Out of the Silent Planet by C.S. Lewis. First in the space trilogy, but not required to read the others.
Perelandra by C.S. Lewis. Second in the space trilogy, and my favorite. Continue to be amazed by the way Lewis’s fiction makes his nonfiction seem more real.
That Hideous Strength by C.S. Lewis. Final book in the space trilogy. Can be read on its own. Lewis said it was the fictional version of The Abolition of Man, and this is a dytopia whose warnings should be taken seriously.
The Island of Dr. Moreau by H.G. Wells. Excellent short novel for those interested in science, technology, medicine, and/or bioethics.

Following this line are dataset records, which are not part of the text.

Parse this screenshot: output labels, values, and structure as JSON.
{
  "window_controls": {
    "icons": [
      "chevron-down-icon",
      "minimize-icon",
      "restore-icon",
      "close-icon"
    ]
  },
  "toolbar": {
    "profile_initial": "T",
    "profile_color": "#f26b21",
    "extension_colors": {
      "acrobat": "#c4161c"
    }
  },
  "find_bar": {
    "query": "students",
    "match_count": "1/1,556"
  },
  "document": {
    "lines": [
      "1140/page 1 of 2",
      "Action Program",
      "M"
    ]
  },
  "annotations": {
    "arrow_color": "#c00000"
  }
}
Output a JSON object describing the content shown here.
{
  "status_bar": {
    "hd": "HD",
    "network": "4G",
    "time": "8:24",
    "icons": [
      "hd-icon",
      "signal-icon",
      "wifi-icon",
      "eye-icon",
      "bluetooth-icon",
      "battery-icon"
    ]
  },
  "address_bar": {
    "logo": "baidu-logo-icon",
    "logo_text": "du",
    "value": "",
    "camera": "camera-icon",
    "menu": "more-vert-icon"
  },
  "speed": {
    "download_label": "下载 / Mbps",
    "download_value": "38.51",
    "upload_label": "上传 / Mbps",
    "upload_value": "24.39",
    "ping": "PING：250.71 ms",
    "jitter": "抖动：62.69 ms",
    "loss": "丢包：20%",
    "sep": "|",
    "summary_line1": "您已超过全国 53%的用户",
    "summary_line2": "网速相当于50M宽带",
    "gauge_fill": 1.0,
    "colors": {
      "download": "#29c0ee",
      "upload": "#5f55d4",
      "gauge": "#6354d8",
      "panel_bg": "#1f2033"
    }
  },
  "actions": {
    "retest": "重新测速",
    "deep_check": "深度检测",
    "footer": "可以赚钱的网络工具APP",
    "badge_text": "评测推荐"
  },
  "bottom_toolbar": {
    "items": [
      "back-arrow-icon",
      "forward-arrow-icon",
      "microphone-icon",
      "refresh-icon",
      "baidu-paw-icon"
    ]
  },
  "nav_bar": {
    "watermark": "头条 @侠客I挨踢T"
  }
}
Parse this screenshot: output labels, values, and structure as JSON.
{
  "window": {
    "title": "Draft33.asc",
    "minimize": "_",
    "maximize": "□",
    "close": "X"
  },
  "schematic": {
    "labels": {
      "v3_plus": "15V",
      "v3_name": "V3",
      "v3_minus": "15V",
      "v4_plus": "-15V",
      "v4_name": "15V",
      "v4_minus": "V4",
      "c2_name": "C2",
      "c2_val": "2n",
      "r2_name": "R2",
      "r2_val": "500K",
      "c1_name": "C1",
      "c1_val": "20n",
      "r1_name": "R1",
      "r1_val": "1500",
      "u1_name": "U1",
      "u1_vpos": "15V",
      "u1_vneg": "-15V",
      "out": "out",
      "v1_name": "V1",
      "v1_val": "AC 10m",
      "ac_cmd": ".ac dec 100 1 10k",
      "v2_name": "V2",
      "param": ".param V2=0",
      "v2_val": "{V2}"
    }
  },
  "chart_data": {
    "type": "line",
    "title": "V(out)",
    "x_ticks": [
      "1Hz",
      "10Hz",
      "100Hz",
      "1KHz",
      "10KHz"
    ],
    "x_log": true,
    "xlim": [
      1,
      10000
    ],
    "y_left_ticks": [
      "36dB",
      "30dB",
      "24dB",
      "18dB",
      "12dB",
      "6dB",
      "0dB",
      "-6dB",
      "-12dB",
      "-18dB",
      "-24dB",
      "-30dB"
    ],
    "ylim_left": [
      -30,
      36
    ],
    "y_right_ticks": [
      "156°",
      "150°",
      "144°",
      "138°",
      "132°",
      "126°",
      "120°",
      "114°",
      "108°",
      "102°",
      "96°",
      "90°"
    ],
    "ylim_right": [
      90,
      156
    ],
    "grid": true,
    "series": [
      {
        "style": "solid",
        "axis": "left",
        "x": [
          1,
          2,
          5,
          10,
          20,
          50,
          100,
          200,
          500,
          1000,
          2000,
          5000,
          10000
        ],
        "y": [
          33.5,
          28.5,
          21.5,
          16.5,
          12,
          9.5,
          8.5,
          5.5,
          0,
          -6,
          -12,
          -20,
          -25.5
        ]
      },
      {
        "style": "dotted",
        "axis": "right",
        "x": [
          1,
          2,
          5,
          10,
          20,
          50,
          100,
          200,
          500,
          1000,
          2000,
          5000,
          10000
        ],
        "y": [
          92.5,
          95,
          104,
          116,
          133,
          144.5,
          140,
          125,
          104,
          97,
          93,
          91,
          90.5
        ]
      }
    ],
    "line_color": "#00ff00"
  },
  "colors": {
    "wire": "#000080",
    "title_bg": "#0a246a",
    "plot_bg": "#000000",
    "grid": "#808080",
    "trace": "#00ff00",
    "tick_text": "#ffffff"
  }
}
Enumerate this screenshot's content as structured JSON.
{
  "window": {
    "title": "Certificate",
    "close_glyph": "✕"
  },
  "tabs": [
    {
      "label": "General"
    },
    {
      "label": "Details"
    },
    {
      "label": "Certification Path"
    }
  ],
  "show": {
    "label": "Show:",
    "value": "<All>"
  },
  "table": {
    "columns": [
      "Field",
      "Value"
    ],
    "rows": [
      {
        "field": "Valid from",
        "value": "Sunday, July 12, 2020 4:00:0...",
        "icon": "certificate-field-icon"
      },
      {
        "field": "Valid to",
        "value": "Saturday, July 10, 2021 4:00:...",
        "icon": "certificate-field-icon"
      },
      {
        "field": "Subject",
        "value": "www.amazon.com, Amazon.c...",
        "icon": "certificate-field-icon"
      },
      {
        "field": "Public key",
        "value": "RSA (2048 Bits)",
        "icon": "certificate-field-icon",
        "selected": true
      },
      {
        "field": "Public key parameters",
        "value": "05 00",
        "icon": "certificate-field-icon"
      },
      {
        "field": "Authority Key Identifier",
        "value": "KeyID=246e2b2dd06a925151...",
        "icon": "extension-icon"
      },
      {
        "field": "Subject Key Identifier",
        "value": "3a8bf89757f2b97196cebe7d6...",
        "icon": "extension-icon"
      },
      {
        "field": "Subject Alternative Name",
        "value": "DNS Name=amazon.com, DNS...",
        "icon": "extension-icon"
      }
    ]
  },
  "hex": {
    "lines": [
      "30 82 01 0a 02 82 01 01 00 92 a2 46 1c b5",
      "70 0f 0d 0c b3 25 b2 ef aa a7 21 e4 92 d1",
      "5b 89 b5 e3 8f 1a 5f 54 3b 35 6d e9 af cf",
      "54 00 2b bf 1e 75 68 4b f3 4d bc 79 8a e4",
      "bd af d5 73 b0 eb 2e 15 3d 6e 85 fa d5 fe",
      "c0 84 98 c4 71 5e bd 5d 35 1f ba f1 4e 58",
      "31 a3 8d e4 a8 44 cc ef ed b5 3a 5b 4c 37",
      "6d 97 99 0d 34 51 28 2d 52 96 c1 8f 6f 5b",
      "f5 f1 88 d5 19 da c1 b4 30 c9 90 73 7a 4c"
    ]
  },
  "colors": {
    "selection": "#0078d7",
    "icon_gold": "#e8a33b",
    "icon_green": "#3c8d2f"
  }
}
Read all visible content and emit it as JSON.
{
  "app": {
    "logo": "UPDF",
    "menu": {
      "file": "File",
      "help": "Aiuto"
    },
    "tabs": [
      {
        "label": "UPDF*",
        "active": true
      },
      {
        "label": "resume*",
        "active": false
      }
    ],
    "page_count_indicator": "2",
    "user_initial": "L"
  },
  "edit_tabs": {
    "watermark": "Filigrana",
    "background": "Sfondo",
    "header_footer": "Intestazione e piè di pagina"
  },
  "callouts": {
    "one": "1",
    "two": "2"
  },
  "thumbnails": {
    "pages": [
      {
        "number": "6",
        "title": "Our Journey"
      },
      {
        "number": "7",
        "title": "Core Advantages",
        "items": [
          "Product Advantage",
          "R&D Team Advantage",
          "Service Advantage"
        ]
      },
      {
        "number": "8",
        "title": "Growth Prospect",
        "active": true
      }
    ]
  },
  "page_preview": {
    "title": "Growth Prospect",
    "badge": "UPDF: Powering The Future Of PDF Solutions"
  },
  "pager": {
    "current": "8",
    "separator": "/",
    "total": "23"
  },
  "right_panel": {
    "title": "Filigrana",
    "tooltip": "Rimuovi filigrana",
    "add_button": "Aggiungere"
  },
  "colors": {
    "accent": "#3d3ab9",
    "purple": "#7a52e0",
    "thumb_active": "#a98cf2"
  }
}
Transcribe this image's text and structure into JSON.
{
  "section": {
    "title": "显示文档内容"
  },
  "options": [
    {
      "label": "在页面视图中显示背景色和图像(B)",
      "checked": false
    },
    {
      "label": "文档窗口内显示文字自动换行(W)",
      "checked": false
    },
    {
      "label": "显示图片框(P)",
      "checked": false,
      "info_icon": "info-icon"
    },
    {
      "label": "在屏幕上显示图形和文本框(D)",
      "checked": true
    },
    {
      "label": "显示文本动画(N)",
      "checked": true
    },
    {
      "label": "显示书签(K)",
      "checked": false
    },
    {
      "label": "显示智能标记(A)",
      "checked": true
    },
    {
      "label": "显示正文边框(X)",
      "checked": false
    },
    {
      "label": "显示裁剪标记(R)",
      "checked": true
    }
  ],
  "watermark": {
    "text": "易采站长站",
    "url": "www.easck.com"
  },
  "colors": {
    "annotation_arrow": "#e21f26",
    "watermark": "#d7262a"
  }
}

Next by Michael Crichton. His final novel. Terrifying because it is impossible to tell whether the headlines included are fact or fiction.
The Ghost and Mrs Muir by R.A. Dick. A rare occassion when the movie is better. Definitely watch the movie!
Happiness for Beginners by Katherine Center. This was my gateway drug to my month-long binge of Center’s novels. Avoid the movie at all costs.
The Bright Side of Disaster by Katherine Center. She captures early motherhood so well.
Hello Stranger by Katherine Center. What if a portrait artist suddenly became face blind?
What You Wish For by Katherine Center. Picks up with the adorable Duncan from Happiness for Beginners.
Things You Save in a Fire by Katherine Center. A novel about a female firefighter could have been obnoxiously feminista (as Dr. Laura would say), but instead it was just awesome.
How to Walk Away by Katherine Center. How could a novel about recovering from a plane crash be so not depressing? Center is the queen of gratitude.
The Lost Husband by Katherine Center. Again, avoid the film.
The Love Haters by Katherine Center. This was the only one that way just okay. Plot was far too over the top and convenient.
The Rom-Commers by Katherine Center. As a writer, this one was especially fun.
The Bodyguard by Katherine Center. Also great.
The Fellowship of the Ring by J.R.R Tolkein. My moto for this newsletter:
“I wish it need not have happened in my time,” said Frodo.
“So do I,” said Gandalf, “and so do all who live to see such times. But that is not for them to decide.All we have to decide is what to do with the time that is given us.”


I'm very impressed by all that you do! Wishing you a blessed 2026!